Metrics acts as an incentive to motivate certain types of performance.
In the absence of metrics, performance assessment would be simply on end results, like cash in the
bank, with little insight into the nature of the specific activities that led to those results.
If an entity has set objectives and knows how to measure them, then this is an indication that it knows
how to link its activities to its business objectives.
An ebusiness may have different objectives at different times in its life.
During the business start-up phase, maximising traffic may be a legitimate objective, and the cots
involved may be considered an investment for the future.
Although traffic is definitely a key metric for ecommerce, even more important is the conversion of
traffic into customers.
For a product sales site, maximizing revenue could be the main objective.
Increasing market share is different from maximizing sales because it involves competition more
Minimizing transaction costs is an objective that is aimed at reducing the costs of doing business.
Maximizing return on investment (ROI) deals with earning relative to the investment incurred relative to
start the ecommerce activity, including site-development costs.

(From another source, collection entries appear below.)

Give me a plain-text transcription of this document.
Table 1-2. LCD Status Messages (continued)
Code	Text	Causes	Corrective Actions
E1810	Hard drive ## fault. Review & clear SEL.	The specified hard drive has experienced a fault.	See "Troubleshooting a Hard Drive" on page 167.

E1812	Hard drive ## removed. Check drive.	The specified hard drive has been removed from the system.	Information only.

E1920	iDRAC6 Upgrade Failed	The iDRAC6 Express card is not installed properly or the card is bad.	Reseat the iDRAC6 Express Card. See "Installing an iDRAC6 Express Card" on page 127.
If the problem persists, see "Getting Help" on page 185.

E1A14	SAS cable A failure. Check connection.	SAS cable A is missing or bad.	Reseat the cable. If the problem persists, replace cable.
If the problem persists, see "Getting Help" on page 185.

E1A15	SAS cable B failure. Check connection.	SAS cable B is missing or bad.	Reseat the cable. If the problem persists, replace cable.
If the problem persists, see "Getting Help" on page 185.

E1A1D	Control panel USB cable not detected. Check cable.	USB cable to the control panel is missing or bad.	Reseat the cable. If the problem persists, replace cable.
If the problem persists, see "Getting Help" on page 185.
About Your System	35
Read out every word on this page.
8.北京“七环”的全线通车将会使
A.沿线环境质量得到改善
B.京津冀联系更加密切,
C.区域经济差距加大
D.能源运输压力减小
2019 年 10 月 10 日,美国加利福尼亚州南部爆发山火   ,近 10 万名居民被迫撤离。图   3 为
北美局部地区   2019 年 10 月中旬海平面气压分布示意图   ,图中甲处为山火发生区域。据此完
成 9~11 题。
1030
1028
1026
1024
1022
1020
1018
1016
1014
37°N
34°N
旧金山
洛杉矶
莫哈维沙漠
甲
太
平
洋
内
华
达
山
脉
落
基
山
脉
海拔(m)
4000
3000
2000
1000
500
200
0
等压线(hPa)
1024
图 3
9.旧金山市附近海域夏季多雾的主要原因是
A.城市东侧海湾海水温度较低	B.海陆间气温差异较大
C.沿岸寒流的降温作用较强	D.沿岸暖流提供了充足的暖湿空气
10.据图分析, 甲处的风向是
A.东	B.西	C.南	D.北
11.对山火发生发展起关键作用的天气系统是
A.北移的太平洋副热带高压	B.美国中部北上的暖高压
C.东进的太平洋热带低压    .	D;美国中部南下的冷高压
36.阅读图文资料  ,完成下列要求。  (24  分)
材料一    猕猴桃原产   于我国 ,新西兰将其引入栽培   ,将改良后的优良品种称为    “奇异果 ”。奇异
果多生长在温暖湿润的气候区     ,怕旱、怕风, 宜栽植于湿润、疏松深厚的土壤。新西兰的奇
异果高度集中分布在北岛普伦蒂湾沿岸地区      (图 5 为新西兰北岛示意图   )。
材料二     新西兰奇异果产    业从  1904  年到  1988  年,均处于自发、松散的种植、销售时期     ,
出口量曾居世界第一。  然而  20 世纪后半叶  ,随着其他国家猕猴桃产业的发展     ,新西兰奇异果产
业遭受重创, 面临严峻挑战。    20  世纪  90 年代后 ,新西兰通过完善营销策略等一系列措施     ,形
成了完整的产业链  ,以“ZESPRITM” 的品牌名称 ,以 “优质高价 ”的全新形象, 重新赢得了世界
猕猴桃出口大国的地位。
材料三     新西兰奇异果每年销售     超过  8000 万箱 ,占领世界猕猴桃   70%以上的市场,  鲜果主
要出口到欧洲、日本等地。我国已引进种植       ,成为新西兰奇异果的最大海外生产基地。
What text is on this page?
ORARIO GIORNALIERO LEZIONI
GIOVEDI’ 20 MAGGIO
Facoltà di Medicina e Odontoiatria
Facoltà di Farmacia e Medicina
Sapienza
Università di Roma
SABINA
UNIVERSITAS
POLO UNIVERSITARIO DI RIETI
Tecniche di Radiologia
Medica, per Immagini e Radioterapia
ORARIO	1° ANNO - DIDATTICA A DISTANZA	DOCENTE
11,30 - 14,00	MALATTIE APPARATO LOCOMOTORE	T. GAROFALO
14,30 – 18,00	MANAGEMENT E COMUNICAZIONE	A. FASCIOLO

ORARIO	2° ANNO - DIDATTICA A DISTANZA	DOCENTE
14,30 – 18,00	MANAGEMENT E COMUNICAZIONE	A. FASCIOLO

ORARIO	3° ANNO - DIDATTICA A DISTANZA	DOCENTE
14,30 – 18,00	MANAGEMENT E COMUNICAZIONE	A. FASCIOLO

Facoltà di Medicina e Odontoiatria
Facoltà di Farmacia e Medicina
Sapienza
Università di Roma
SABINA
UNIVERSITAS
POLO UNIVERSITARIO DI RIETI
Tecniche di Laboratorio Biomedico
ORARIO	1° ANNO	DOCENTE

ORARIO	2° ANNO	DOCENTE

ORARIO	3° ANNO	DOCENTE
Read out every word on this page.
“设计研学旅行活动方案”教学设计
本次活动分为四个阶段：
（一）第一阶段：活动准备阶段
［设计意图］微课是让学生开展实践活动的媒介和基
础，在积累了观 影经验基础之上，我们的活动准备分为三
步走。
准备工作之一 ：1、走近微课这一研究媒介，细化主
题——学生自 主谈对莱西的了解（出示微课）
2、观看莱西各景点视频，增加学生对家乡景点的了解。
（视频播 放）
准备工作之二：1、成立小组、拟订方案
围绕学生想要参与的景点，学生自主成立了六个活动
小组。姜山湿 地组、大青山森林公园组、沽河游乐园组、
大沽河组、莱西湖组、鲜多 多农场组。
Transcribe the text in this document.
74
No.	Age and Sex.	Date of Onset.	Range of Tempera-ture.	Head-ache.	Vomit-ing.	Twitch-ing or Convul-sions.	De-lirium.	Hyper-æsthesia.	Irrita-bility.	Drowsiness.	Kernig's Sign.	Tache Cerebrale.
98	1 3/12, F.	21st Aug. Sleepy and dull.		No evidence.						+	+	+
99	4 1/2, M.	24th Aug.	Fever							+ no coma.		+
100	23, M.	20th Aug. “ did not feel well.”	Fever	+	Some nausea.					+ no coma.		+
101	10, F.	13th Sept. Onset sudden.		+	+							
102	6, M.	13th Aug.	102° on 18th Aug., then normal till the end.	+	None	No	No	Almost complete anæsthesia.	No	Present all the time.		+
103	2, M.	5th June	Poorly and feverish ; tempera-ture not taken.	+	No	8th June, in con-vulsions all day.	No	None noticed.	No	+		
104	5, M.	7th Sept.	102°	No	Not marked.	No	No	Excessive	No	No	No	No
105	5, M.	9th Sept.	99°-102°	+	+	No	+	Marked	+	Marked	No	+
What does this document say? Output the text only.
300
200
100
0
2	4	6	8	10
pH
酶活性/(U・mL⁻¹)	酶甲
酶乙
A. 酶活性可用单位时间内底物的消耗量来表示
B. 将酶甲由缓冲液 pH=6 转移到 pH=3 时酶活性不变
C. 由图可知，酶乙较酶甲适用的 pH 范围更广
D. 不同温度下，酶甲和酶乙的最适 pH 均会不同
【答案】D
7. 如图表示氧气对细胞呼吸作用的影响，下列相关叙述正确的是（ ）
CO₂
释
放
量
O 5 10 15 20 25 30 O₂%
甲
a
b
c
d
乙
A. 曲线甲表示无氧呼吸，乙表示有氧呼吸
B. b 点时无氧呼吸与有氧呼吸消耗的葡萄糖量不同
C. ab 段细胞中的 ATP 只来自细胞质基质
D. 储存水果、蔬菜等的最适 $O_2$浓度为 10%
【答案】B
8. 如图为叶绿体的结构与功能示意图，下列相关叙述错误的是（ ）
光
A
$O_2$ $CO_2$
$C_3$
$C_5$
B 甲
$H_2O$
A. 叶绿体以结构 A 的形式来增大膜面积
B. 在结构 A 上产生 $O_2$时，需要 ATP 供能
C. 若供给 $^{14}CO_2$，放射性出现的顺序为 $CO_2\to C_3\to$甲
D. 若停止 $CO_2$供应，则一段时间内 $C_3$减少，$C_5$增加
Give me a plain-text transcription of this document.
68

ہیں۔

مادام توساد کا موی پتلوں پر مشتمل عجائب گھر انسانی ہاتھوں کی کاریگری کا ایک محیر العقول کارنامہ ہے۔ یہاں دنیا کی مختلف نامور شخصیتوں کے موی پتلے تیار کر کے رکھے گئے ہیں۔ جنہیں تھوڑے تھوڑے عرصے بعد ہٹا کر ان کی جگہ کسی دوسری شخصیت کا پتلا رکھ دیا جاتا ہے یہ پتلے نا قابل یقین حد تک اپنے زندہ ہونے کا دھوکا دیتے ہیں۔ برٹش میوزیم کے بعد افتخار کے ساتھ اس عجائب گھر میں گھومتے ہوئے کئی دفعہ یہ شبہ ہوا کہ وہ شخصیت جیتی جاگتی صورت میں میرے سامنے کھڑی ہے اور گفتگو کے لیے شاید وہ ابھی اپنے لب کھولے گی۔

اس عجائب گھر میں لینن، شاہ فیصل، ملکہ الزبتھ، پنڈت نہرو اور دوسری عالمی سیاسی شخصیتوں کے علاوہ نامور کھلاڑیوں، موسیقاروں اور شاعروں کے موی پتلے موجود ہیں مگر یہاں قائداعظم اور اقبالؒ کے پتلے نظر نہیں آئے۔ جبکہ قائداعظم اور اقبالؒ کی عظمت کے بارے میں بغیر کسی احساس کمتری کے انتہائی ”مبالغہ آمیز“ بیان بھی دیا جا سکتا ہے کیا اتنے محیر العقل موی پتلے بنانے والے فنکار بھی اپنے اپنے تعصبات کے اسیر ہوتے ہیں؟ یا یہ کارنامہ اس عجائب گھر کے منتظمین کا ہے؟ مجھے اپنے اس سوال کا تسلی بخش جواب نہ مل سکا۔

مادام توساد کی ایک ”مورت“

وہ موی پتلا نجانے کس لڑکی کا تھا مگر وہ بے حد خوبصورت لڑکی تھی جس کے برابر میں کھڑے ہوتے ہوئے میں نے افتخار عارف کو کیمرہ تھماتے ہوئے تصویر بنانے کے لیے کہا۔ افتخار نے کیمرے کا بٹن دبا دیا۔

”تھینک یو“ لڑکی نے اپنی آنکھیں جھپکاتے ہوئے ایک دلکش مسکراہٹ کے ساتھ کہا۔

Metrics that recognize expenditures on ecommerce sites as investments will focus on return rather
income alone.
Some measures may be ambiguous or susceptible to faulty analysis and interpretation. For example,
website stickiness may be good in some circumstances and bad in others.
Online measures are vulnerable to tampering by insiders or outsiders, and therefore the data sources
should be safeguarded against unauthorized access.
One of the problems associated with both display ads and search ads is click fraud, fraudulent sites
generating false data to generate metrics for which they can extract payment from marketers under
false pretences.
Click fraud is the subject of some controversy and increasing litigation due to the fact that advertising
networks can benefit from such frauds by collecting fees for clicks that they have been able to generate
even if the clicks are not from legitimate customers or potential customers.